° Antwerp, Belgium 1955

lives and works in Brussels — Belgium


Eric Joris / CREW participated at Coup de Ville 2013. This text was published in the catalogue.


Catalysed by Eric Joris, CREW – a team of artists, technicians, engineers and theatre scientists – has explored the potential of immersive theatre for more than ten years. Every spectator is thereby situated in the centre of the experience, mainly one-on-one, occasionally in small groups. CREW questions a variety of presentation modalities and examines, among others, the ‘perspectival model’. In so doing, this collective creates new points of departure in order to arrive at a different experience of spatiality – experimenting with 3D environments that reconfigure digital sketches, film images and sound. The traditional, ‘static’ production of images hereby receives an extension to an affective experience of space and typically develops in time.
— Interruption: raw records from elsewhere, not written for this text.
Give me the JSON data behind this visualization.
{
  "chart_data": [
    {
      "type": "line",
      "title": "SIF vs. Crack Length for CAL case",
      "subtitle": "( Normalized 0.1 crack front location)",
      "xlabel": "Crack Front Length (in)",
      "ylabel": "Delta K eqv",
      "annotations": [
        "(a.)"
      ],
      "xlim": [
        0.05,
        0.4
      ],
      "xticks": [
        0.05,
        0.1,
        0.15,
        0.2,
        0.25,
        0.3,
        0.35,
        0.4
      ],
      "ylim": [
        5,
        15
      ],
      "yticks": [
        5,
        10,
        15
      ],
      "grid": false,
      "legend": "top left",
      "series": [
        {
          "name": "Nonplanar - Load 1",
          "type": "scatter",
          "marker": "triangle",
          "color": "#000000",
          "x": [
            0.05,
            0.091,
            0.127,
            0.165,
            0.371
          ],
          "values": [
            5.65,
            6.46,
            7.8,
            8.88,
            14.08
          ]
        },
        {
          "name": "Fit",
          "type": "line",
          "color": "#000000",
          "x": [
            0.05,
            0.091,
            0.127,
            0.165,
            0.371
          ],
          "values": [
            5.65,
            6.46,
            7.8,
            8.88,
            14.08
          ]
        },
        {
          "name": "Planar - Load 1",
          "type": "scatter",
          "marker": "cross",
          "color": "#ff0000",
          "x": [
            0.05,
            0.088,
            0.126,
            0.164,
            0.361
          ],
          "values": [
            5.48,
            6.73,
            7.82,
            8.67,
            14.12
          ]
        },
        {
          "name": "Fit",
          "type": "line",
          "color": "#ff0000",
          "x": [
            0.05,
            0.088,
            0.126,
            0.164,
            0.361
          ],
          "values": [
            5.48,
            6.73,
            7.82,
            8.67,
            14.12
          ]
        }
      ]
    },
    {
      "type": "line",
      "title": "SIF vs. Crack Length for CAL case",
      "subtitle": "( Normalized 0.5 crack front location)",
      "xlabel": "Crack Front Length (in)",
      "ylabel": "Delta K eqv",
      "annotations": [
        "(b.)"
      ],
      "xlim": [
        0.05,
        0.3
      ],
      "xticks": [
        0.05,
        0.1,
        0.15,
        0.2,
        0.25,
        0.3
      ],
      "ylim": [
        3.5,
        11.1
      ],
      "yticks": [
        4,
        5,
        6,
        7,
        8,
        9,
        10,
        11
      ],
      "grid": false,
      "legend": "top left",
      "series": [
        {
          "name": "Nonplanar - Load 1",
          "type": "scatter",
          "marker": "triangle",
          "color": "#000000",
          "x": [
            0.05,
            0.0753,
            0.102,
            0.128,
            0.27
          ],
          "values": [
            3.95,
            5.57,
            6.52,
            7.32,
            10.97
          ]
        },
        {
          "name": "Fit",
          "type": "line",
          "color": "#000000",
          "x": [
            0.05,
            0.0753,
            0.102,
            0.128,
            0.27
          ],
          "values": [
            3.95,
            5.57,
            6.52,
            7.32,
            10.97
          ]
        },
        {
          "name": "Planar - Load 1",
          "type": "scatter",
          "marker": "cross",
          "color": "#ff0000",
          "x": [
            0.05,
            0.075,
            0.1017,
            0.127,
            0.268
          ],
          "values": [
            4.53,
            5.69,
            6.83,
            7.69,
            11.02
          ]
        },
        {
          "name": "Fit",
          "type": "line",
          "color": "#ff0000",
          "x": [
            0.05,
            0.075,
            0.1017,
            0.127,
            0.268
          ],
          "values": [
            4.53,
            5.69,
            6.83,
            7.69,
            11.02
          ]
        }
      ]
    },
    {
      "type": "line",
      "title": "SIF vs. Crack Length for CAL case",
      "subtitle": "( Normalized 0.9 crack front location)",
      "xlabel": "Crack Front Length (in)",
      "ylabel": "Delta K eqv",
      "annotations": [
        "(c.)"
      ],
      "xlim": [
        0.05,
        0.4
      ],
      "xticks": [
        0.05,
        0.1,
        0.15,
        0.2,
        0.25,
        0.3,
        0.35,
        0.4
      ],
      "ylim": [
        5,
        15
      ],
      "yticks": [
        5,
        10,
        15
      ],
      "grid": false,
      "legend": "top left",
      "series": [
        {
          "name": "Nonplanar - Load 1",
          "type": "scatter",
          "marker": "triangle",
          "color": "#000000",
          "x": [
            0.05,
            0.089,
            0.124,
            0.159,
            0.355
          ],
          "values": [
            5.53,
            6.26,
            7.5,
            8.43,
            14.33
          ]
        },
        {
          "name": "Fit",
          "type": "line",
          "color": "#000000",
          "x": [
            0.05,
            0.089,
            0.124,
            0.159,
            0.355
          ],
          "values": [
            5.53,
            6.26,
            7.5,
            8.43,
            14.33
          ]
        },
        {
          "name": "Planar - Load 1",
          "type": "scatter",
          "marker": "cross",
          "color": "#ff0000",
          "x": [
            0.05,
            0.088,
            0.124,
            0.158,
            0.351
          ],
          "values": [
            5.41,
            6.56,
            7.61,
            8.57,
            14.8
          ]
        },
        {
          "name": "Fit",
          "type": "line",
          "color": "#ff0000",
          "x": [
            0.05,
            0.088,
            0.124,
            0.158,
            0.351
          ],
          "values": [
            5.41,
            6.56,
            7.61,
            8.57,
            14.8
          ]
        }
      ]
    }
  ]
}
For decades, the Vooruit in Ghent was ‘the cultural bastion of the working man’, and on the occasion of its hundred-year existence in 2013, the music club Harmonie De Toekomst (The Future Harmony) from Sint-Niklaas has been given a lead role in CREW’s production C.a.p.e Vooruit. In collaboration with the music ensemble ‘ChampdAction’, the anthem par excellence, ‘The Internationale’ (composer Pierre De Geyter), was selected as the starting point for a crossmedia adventure. This leads to various artistic explorations in which the comfortable contours of stereotypical performance practices (in regard to music, choreography and registration as well as experience) are kneaded into an extensive experimental agility. For instance, Harmonie ‘De Toekomst’ performs the legendary composition in reverse and the musicians march backwards while performing the piece. Eric Joris’ interest in perspectival systems is linked to contemporary technological possibilities, creating a new window on reality with an alternative experience. This is mainly caused by a reversal in the use of the camera. In its most advanced form, the movement of the viewer becomes a parameter that modifies the image presented: you not only watch the image, but the image watches you. By means of a software interface, the camera no longer remains a passive, recording eye, but is an impetus to interactivity.